This case involves a company that suffered an internal data breach. As a result, over 200 of the company’s employees had their personal information, including social security numbers, and addresses, compromised. The employer offered to cover the expenses of identity protection for a set period of time, but the employees pushed back on this cap claiming that criminals often wait to use such information. An expert in identity theft was sought to discuss the cost of keeping employee identities safe in the long-term as well sas the tendencies of identity thieves.
Question(s) For Expert Witness
- 1. How do criminals tend to use stolen personal information?
- 2. Are you able to evaluate the cost of protecting someone's identity over the long-term?
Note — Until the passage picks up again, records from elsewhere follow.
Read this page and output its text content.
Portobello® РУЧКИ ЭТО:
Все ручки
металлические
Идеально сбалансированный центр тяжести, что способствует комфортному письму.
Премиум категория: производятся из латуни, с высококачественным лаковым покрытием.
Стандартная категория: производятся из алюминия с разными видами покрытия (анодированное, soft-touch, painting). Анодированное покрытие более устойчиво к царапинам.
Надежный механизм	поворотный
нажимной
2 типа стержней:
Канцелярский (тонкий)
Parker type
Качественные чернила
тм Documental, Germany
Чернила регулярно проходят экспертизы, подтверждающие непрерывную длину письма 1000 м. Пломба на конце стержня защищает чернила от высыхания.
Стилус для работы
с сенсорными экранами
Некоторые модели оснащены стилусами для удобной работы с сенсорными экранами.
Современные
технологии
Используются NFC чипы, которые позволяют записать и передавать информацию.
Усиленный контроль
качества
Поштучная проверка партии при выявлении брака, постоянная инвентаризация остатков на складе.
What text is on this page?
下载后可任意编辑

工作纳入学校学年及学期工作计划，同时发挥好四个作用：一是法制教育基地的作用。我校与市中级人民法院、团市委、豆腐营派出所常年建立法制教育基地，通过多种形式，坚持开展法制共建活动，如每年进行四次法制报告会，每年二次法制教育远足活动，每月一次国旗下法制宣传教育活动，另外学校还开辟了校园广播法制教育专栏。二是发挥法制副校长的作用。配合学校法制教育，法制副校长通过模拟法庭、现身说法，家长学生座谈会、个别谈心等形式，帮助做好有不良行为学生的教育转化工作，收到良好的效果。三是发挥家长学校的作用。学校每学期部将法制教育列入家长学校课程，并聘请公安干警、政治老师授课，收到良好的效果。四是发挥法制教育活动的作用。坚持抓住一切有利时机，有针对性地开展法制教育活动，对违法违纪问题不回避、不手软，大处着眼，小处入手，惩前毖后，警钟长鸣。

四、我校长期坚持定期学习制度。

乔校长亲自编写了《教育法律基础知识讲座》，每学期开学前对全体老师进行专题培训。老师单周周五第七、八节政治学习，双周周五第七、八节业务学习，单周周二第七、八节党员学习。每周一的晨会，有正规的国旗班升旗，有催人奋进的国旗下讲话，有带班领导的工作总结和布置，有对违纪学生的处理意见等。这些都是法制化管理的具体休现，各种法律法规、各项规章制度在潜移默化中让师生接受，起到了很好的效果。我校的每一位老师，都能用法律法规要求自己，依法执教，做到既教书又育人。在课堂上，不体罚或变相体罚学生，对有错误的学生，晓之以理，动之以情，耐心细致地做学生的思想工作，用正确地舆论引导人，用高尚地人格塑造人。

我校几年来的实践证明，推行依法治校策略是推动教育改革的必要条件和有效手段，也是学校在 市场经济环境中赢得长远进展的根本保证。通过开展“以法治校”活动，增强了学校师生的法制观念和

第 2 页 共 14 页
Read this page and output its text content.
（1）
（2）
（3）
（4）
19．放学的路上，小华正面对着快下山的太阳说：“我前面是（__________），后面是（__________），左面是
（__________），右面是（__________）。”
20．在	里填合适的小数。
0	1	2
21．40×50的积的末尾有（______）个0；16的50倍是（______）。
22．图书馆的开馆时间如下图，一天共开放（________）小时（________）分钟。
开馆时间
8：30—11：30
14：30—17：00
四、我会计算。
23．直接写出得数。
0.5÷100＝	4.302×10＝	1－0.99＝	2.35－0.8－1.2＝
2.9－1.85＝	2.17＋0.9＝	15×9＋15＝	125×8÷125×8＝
Expert Witness Response E-061146
I previously ran the Identity Fraud Task Force at the FBI and spent 18+ years focused on white-collar crime. Now I consult for many big law firms and some mortgage businesses. Over the course of my career, I have seen thieves get much more sophisticated regarding their timing when using stolen information. They will often go dormant and take years to mine or utilize information. That info gets sold over and over again. As for long-term costs, victims like these will need to monitor their credit for the rest of their lives, using a service like LifeLock and subscribing to various credit bureaus. In addition to those costs, there is also a lot of stress and anxiety involved, as well as the sheer time required to address the theft. I actively consult now with a mortgage company where I see persistent and prevalent problems with identity theft.